Brierly looked down at the cell phone. He took a moment to compose his face and then hurried down the hall to the president’s bedroom. Lyle Ames met him at the door.

“Talk to me,” said Brierly, and he could hear the edge of pleading in his own voice.

Ames, an old friend, touched his arm. “There’s nothing here, Linden. I mean nothing. No signs of a struggle, no forced entry. Video of the hallway verifies the report of the agents on the door. If the president was abducted by force there is no sign of it. Nothing.”

Brierly lowered his voice to a sharp, confidential tone. “That’s not acceptable, Lyle. I just had my ass handed to me by our new president. He’s sending some agents from his Cyber Crimes Task Force and he expects us to cooperate with them. If there’s anything to find I want us to find it, not them.”

Ames grunted. “The only thing we have is something two agents found on the lawn. They found it during the first sweep of the groups, so the timing fits, but we have no idea what it is or what it means.” He produced a high-res color print and handed it to Brierly. “It’s about ten feet across, so to get a clear picture I had to put a guy in a helicopter.”

Brierly frowned at the image. “This was on the lawn?”

“Pressed into it, yes.”

The pattern was odd but orderly; a strange ratcheted pattern, radiating out clockwise from a smaller circle at its center. On the top arc of the circle were three smaller circles in descending size.

“What is it?”

“I don’t know. It’s not the symbol of any terrorist organization I’ve ever heard of. We’re running it through the symbols and logos database.”

“Are you sure this was left by whoever abducted the president?” asked Brierly.

“Not sure of any damn thing,” confessed Ames. “It was on the lawn and the agents walking the grounds say that it wasn’t there before the alert.”

“I want to see the surveillance cameras for this part of the lawn.”

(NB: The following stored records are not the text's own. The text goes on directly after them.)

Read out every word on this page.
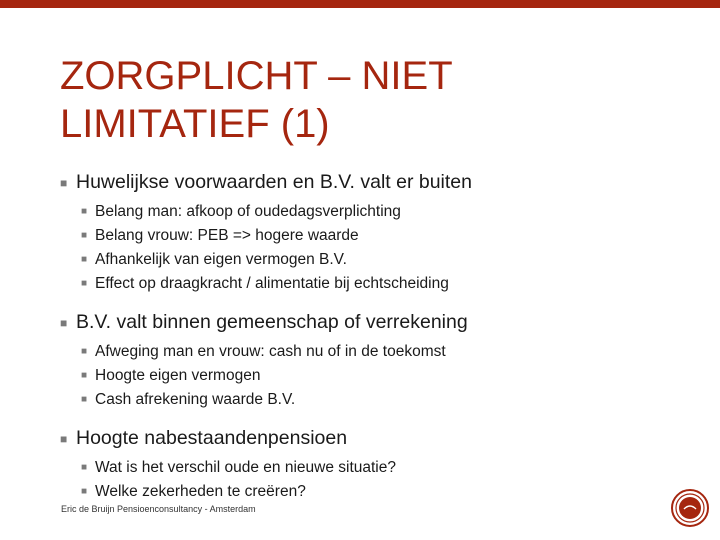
ZORGPLICHT – NIET
LIMITATIEF (1)
■ Huwelijkse voorwaarden en B.V. valt er buiten
■ Belang man: afkoop of oudedagsverplichting
■ Belang vrouw: PEB => hogere waarde
■ Afhankelijk van eigen vermogen B.V.
■ Effect op draagkracht / alimentatie bij echtscheiding
■ B.V. valt binnen gemeenschap of verrekening
■ Afweging man en vrouw: cash nu of in de toekomst
■ Hoogte eigen vermogen
■ Cash afrekening waarde B.V.
■ Hoogte nabestaandenpensioen
■ Wat is het verschil oude en nieuwe situatie?
■ Welke zekerheden te creëren?
Eric de Bruijn Pensioenconsultancy - Amsterdam
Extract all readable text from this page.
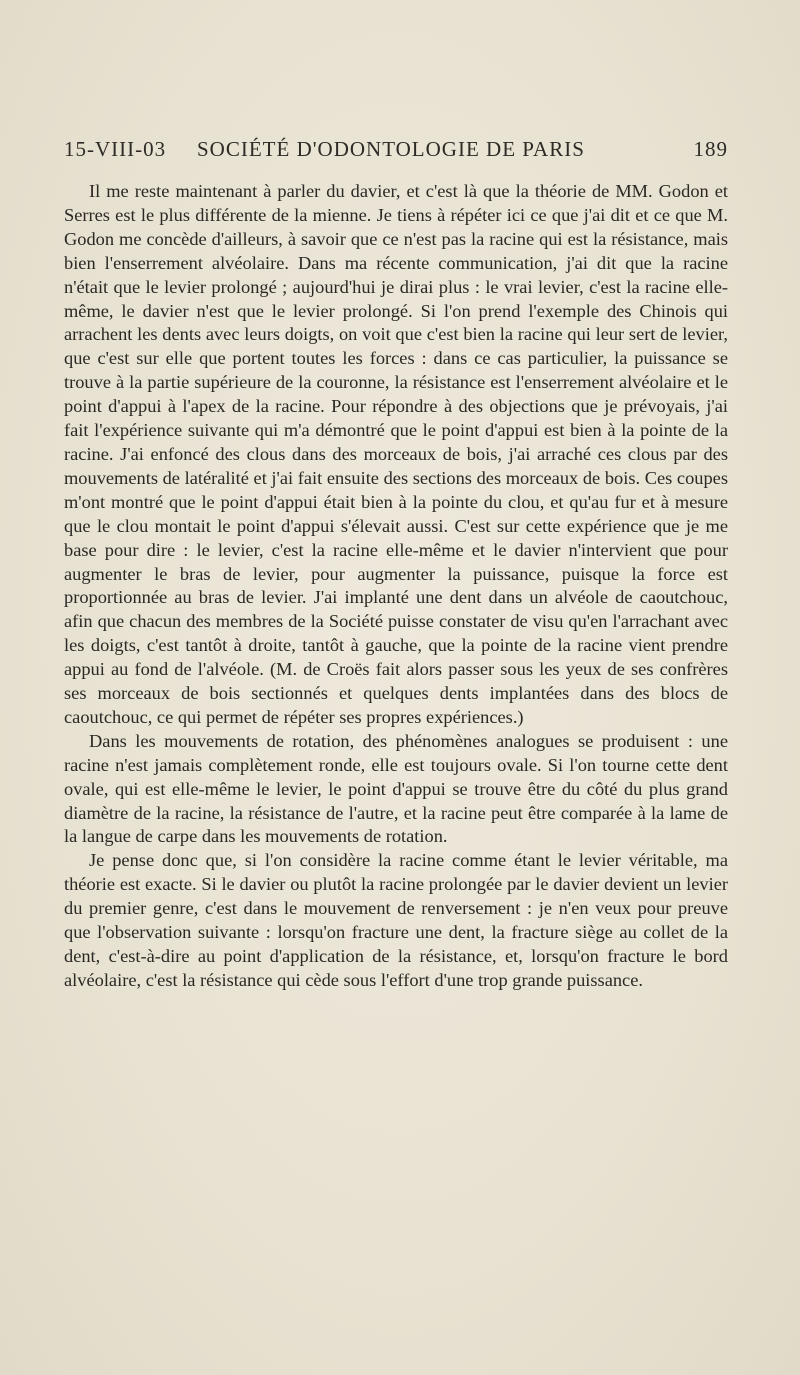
15-VIII-03 SOCIÉTÉ D'ODONTOLOGIE DE PARIS	189

Il me reste maintenant à parler du davier, et c'est là que la théorie de MM. Godon et Serres est le plus différente de la mienne. Je tiens à répéter ici ce que j'ai dit et ce que M. Godon me concède d'ailleurs, à savoir que ce n'est pas la racine qui est la résistance, mais bien l'enserrement alvéolaire. Dans ma récente communication, j'ai dit que la racine n'était que le levier prolongé ; aujourd'hui je dirai plus : le vrai levier, c'est la racine elle-même, le davier n'est que le levier prolongé. Si l'on prend l'exemple des Chinois qui arrachent les dents avec leurs doigts, on voit que c'est bien la racine qui leur sert de levier, que c'est sur elle que portent toutes les forces : dans ce cas particulier, la puissance se trouve à la partie supérieure de la couronne, la résistance est l'enserrement alvéolaire et le point d'appui à l'apex de la racine. Pour répondre à des objections que je prévoyais, j'ai fait l'expérience suivante qui m'a démontré que le point d'appui est bien à la pointe de la racine. J'ai enfoncé des clous dans des morceaux de bois, j'ai arraché ces clous par des mouvements de latéralité et j'ai fait ensuite des sections des morceaux de bois. Ces coupes m'ont montré que le point d'appui était bien à la pointe du clou, et qu'au fur et à mesure que le clou montait le point d'appui s'élevait aussi. C'est sur cette expérience que je me base pour dire : le levier, c'est la racine elle-même et le davier n'intervient que pour augmenter le bras de levier, pour augmenter la puissance, puisque la force est proportionnée au bras de levier. J'ai implanté une dent dans un alvéole de caoutchouc, afin que chacun des membres de la Société puisse constater de visu qu'en l'arrachant avec les doigts, c'est tantôt à droite, tantôt à gauche, que la pointe de la racine vient prendre appui au fond de l'alvéole. (M. de Croës fait alors passer sous les yeux de ses confrères ses morceaux de bois sectionnés et quelques dents implantées dans des blocs de caoutchouc, ce qui permet de répéter ses propres expériences.)

Dans les mouvements de rotation, des phénomènes analogues se produisent : une racine n'est jamais complètement ronde, elle est toujours ovale. Si l'on tourne cette dent ovale, qui est elle-même le levier, le point d'appui se trouve être du côté du plus grand diamètre de la racine, la résistance de l'autre, et la racine peut être comparée à la lame de la langue de carpe dans les mouvements de rotation.

Je pense donc que, si l'on considère la racine comme étant le levier véritable, ma théorie est exacte. Si le davier ou plutôt la racine prolongée par le davier devient un levier du premier genre, c'est dans le mouvement de renversement : je n'en veux pour preuve que l'observation suivante : lorsqu'on fracture une dent, la fracture siège au collet de la dent, c'est-à-dire au point d'application de la résistance, et, lorsqu'on fracture le bord alvéolaire, c'est la résistance qui cède sous l'effort d'une trop grande puissance.
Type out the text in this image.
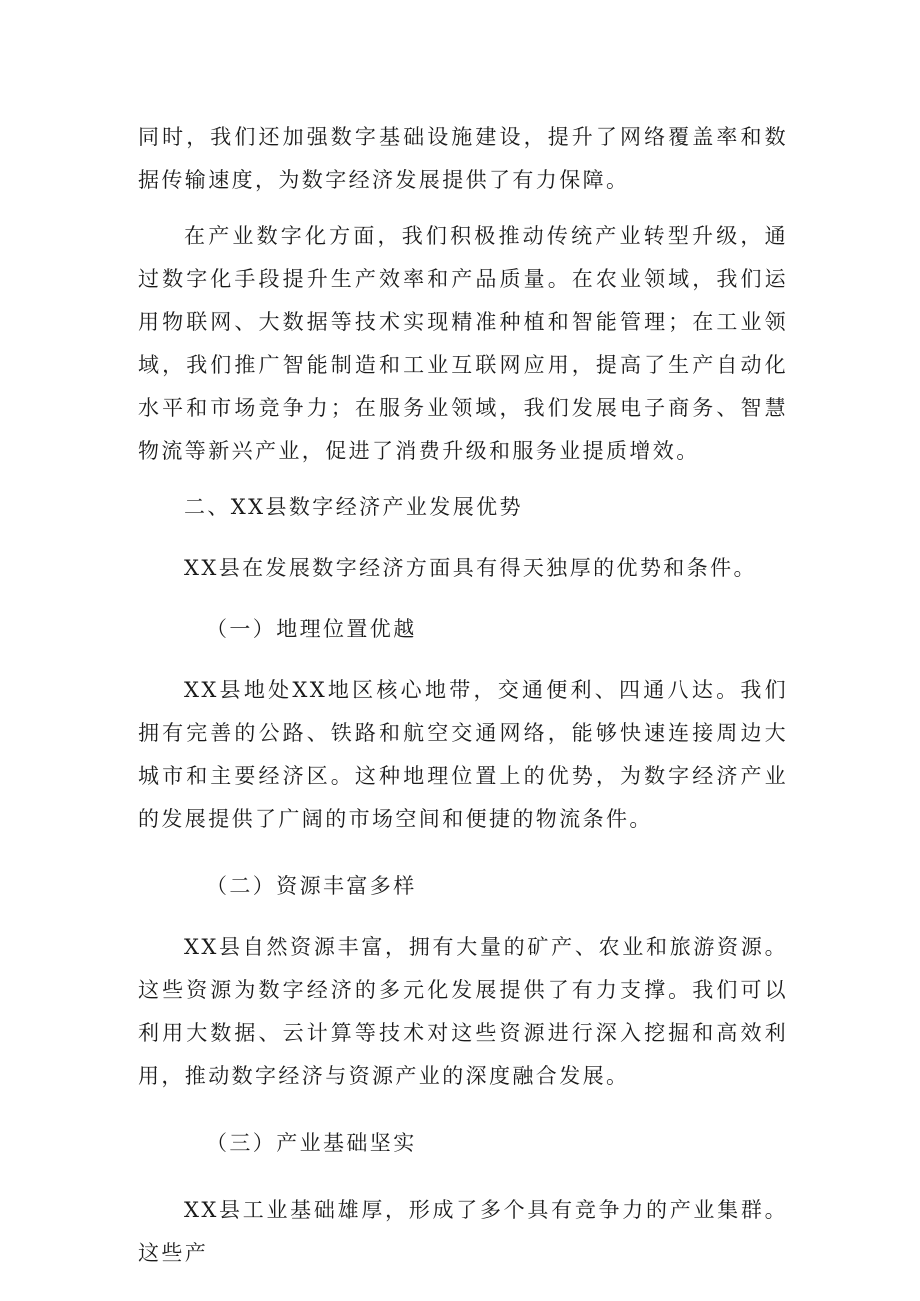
同时，我们还加强数字基础设施建设，提升了网络覆盖率和数据传输速度，为数字经济发展提供了有力保障。

在产业数字化方面，我们积极推动传统产业转型升级，通过数字化手段提升生产效率和产品质量。在农业领域，我们运用物联网、大数据等技术实现精准种植和智能管理；在工业领域，我们推广智能制造和工业互联网应用，提高了生产自动化水平和市场竞争力；在服务业领域，我们发展电子商务、智慧物流等新兴产业，促进了消费升级和服务业提质增效。

二、XX县数字经济产业发展优势

XX县在发展数字经济方面具有得天独厚的优势和条件。

（一）地理位置优越

XX县地处XX地区核心地带，交通便利、四通八达。我们拥有完善的公路、铁路和航空交通网络，能够快速连接周边大城市和主要经济区。这种地理位置上的优势，为数字经济产业的发展提供了广阔的市场空间和便捷的物流条件。

（二）资源丰富多样

XX县自然资源丰富，拥有大量的矿产、农业和旅游资源。这些资源为数字经济的多元化发展提供了有力支撑。我们可以利用大数据、云计算等技术对这些资源进行深入挖掘和高效利用，推动数字经济与资源产业的深度融合发展。

（三）产业基础坚实

XX县工业基础雄厚，形成了多个具有竞争力的产业集群。这些产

Ames cleared his throat. “Those cameras have a four-minute window where all they show is static. The pattern is not there before the static and is there afterward.”

“Shit.”

“Yeah.”

“Collins is going to call that a cyber-attack and he’ll use it to take this whole thing away from us.”

“I know.”

“Besides — it’s bullshit,” snapped Brierly as he slapped the picture against Ames’s chest. “You can’t make something this big and complicated in four minutes. Come on, Lyle, I don’t need fucking fairy stories right now. Give me some actual goddamn evidence.”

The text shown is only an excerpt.